Laci is not doing well. She’s 13 now, an old doggie, and her eyes are in awful shape. The right eye was clouded up completely, which I attributed to cataracts, but now is sinister bloodshot red. She seems to see a little out of the other eye, still, but a few days back she was awfully confused. Seems a lot more like her old self now. But I fear the dread day is fast approaching when I will be taking her to the vet for a trip she won’t return from.

I don’t want to close on that unhappy note. So here’s a finally cheery panorama of the confluence of Potrillo Canyon and Water Canyon.

I am planning the 27th Annual Kent is No Longer 29 hike on the last Friday of March.
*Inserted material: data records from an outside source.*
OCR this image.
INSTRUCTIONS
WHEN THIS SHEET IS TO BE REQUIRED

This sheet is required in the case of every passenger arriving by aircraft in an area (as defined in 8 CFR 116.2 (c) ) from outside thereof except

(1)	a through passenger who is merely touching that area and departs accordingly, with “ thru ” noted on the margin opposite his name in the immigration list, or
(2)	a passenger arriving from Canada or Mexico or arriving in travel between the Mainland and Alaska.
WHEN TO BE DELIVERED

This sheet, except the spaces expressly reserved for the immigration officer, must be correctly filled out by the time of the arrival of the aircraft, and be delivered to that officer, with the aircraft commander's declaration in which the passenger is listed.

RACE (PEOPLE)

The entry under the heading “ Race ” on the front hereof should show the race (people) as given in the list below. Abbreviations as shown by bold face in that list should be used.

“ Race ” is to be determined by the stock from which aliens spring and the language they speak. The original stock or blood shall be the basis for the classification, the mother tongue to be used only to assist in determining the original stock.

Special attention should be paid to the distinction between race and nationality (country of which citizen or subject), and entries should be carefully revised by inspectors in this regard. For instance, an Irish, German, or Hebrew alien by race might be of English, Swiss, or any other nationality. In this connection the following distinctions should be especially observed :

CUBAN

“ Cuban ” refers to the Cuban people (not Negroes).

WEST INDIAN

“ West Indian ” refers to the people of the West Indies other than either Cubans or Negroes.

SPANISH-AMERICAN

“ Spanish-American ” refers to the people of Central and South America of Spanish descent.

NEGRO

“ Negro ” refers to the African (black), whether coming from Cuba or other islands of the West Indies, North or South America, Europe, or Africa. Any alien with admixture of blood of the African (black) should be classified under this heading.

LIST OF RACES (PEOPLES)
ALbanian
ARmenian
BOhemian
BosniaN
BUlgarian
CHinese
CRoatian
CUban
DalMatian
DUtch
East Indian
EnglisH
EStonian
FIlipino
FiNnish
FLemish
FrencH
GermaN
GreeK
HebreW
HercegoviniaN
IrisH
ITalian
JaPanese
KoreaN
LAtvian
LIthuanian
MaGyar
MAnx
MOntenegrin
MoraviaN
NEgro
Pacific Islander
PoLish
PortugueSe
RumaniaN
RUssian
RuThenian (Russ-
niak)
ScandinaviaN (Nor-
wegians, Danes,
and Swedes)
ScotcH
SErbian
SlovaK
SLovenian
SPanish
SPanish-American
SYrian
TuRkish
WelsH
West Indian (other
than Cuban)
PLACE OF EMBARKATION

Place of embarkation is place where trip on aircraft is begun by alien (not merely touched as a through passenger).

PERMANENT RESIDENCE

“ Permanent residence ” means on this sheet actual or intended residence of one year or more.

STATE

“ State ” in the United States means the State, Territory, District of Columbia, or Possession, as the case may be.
As usual, I’ll put out an invitation to any family or friend interested in joining me. I’ve not settled on a final venue yet, but am leaning either towards taking the Ancho Springs Trail into White Rock Canyon or the Sagebrush Flats Trail to the northern Cerros del Rio. Neither is really suitable for solo hiking so it’d be nice to have a couple of hiking partners.

And the book is coming along nicely; in fact, I’d say I’m at the polishing stage. (Though it still needs lots of polishing). I’m ready to get some serious reviews of the thing, and I’m having to start seriously thinking about what I’d like to do with it. With all the graphics, I’m doubtful it’s a serious candidate for paper-and-ink publication, but I know next to nothing about electronic publication. (I don’t even own a Kindle; I like the smell of fresh printer’s int too much …)

I might take a serious hike in two weeks, but likely the next big wanderlust will be the birthday one.